The research is clear, Spiegel added — employer contributions influence HSA use for the better.
“Accountholders who receive an employer contribution tend to have higher total contributions, larger balances and are more likely to also invest,” he said.
Scott-Wears added that TR leaders also should design plans and contributions that support diverse employee needs, whether that’s covering near-term care or enabling long-term wealth-building, while integrating HSAs more deliberately into broader financial wellness and retirement strategies.
“Today, HSAs are increasingly viewed as a cornerstone of long-term financial planning,” she said. “Rising healthcare costs, higher plan deductibles, improved investment access, and greater awareness and education of HSAs’ triple tax advantage are driving a clear shift from short-term spending toward long-term savings.
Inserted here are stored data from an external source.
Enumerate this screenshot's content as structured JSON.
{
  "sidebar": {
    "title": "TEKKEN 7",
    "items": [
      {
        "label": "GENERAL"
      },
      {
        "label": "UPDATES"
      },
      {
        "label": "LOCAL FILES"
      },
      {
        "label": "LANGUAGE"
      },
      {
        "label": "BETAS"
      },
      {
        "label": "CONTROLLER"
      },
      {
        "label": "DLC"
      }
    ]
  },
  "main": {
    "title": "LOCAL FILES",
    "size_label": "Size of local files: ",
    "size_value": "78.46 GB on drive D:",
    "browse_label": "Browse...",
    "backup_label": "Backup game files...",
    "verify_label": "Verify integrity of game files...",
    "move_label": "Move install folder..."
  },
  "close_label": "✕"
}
Nearly half of all HSA assets are now invested, even though only a minority of account holders invest, underscoring how powerful the shift has become.”
Simple, Targeted and Practical
The experts interviewed for this article agreed that effective HSA communication should be simple, segmented and action-oriented. To move forward:
- Clarify the account’s tax advantages, portability, eligible expenses, employer contribution mechanics and timing, and how HSAs interact with plan choices (such as HDHPs, flexible spending accounts and health reimbursement accounts). “The ultimate goal is behavior change — drive enrollment, encourage pre‑funding and regular contributions, promote use of preventive care, and help employees treat HSAs as both near‑term expense liquidity and long‑term savings,” Delimitros said.
- Measure account adoption, average balances and claims patterns to calibrate contribution levels, and targeted supports where they’ll have the greatest impact, Delimitros added. “Clear, consistent messaging that connects HSA features to everyday decision‑making — such as prescription choices, provider selection and elective care timing — will increase engagement and reduce avoidable care delays that create cost and health risk,” she said.
The goal isn’t just enrollment — it’s confidence.
“When employees understand when to spend, when to save, and how HSAs fit into their overall health and financial picture, they’re far more likely to realize the full value of the benefit,” Delimitros said.